On a side note numerous individuals think that education is an important aspect to limiting, or even eliminating, stigmas associated with mental illness, which is a reasonable and accurate assessment. However, no one really seems to suggest a means of applying a mandatory aspect to this education element, which would significantly increase its effectiveness. For example one effective means to addressing public education of mental illness would be for all high school students to take a psychology class that would be required for graduation that covers various mental illnesses in depth. Through this class all high school students would learn rudimentary means to identify symptoms of mental illness, manage it, and how to effectively interact with those who have a mental illness limiting uncomfortable and/or inappropriate moments.

Overall many have professed a concern that mental illness will increase in the future due to increases in population and proportion of occurrence.9 This increase is buffered by the concern that most traditional talk therapy treatment will remain centralized in high population affluent areas of the country. Unfortunately there is no evidence that this unequal distribution of certain psychological services will change, thus placing additional pressure on community environmental therapy and pharmaceuticals. To alleviate this pressure new techniques need to be developed. Understand that these techniques are acute immediate response deterrents and are not meant to replace other therapies; it is to say that one should not say that Johnny no longer needs his anti-psychotics because he plays chess. The above strategies appear to be theoretically viable and worthy of further study to determine whether or not they are empirically viable. If so these individual acute strategies could be important elements in reducing the more severe negative attributes associated with mental illness.

Citations –

1. Edmondson, B. “Crazy enough to care.” The American Scholar. Spring 2012. 46-55.

2. Clayton, A, et Al. “The citizenship project part II: impact of a citizenship intervention on clinical and community outcomes for persons with mental illness and criminal justice involvement.” Am. J. Community Psychol. DOI 10.1007/s10464-012-9549.

3. Department of Justice. Mental health problems of prison and jail inmates. Bureau of Justice Statistics Special Report. (2006). NCJ 213600.

4. Morgan, R, et Al. “Treating offenders with mental illness: a research synthesis.” Law Hum Behav. 2012. 36(1): 37–50.

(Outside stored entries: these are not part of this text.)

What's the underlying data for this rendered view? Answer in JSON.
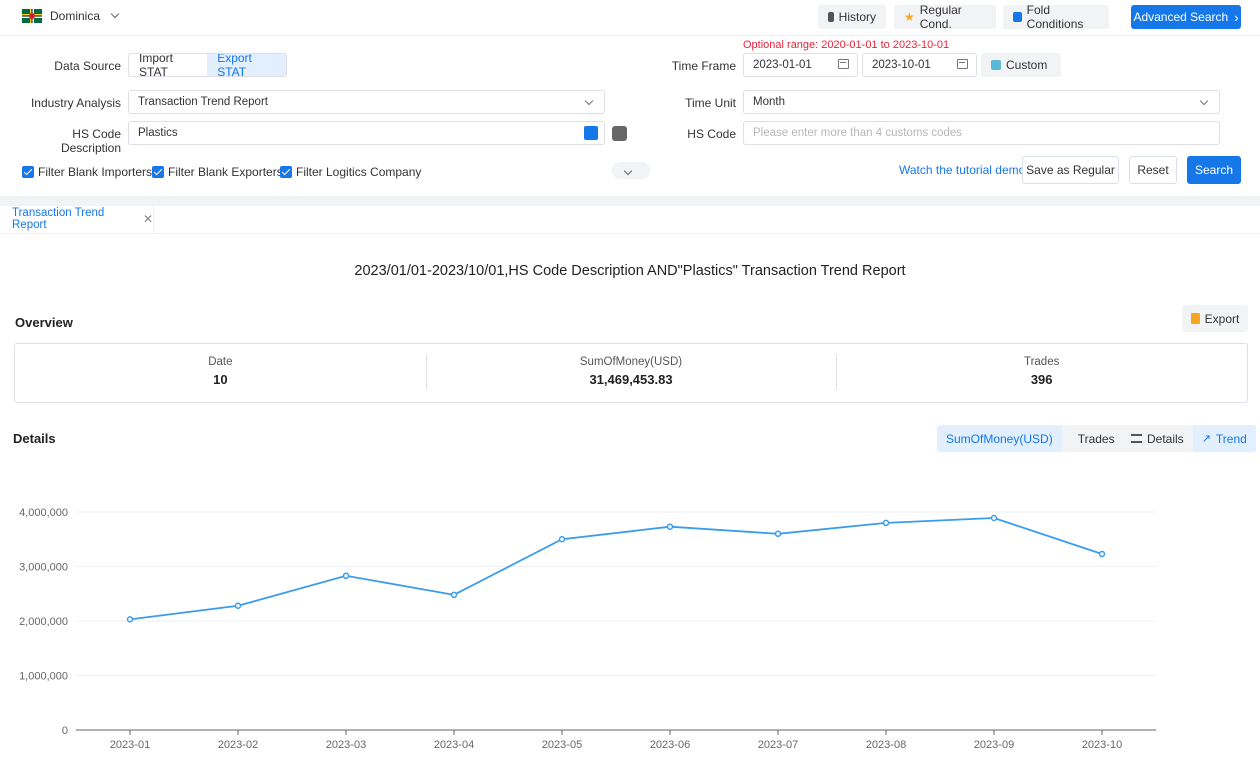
{
  "top": {
    "country": "Dominica",
    "history": "History",
    "regular": "Regular Cond.",
    "fold": "Fold Conditions",
    "advanced": "Advanced Search",
    "colors": {
      "accent": "#1677e8",
      "warning": "#e5243a"
    }
  },
  "filters": {
    "optional_range_label": "Optional range:",
    "optional_range": "2020-01-01 to 2023-10-01",
    "data_source_label": "Data Source",
    "import_stat": "Import STAT",
    "export_stat": "Export STAT",
    "time_frame_label": "Time Frame",
    "date_from": "2023-01-01",
    "date_to": "2023-10-01",
    "custom": "Custom",
    "industry_label": "Industry Analysis",
    "industry_value": "Transaction Trend Report",
    "time_unit_label": "Time Unit",
    "time_unit_value": "Month",
    "hs_desc_label": "HS Code Description",
    "hs_desc_value": "Plastics",
    "hs_code_label": "HS Code",
    "hs_code_placeholder": "Please enter more than 4 customs codes",
    "cb_importers": "Filter Blank Importers",
    "cb_exporters": "Filter Blank Exporters",
    "cb_logistics": "Filter Logitics Company",
    "tutorial": "Watch the tutorial demo",
    "save_regular": "Save as Regular",
    "reset": "Reset",
    "search": "Search"
  },
  "report": {
    "tab": "Transaction Trend Report",
    "title": "2023/01/01-2023/10/01,HS Code Description AND\"Plastics\" Transaction Trend Report",
    "overview": "Overview",
    "export": "Export",
    "stats": [
      {
        "label": "Date",
        "value": "10"
      },
      {
        "label": "SumOfMoney(USD)",
        "value": "31,469,453.83"
      },
      {
        "label": "Trades",
        "value": "396"
      }
    ],
    "details": "Details",
    "metric_sum": "SumOfMoney(USD)",
    "metric_trades": "Trades",
    "view_details": "Details",
    "view_trend": "Trend"
  },
  "chart_data": {
    "type": "line",
    "x": [
      "2023-01",
      "2023-02",
      "2023-03",
      "2023-04",
      "2023-05",
      "2023-06",
      "2023-07",
      "2023-08",
      "2023-09",
      "2023-10"
    ],
    "series": [
      {
        "values": [
          2030000,
          2280000,
          2830000,
          2480000,
          3500000,
          3730000,
          3600000,
          3800000,
          3890000,
          3230000
        ]
      }
    ],
    "yticks": [
      "0",
      "1,000,000",
      "2,000,000",
      "3,000,000",
      "4,000,000"
    ],
    "ylim": [
      0,
      4000000
    ],
    "grid": true,
    "color": "#3a9cea"
  }
}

5. Rice, M, and Harris, G. “The treatment of mentally disordered offenders.” Psychology, Public Policy, and Law. 1997. 3:126–183.

6. Young, J, and Taylor, E. “Meditation as a voluntary hypometabolic state of biological estivation.” News in Physiological Sciences. 2001. 13:149–153.

7. Rubia, K. “The neurobiology of meditation and its clinical effectiveness in psychiatric disorders.” Biological Psychology. 2009. 82:1-11.

8. Walsh, R, and Roche, L. “Precipitation of acute psychotic episodes by intensive meditation in individuals with a history of schizophrenia.” Am J Psychiatry. 1979. 136:1085–6.

9. Mathers, C. and Loncar, D. “Updated projections of global mortality and burden of disease, 2002–2030 data sources, methods and results.” Evidence and Information for Policy. 2005.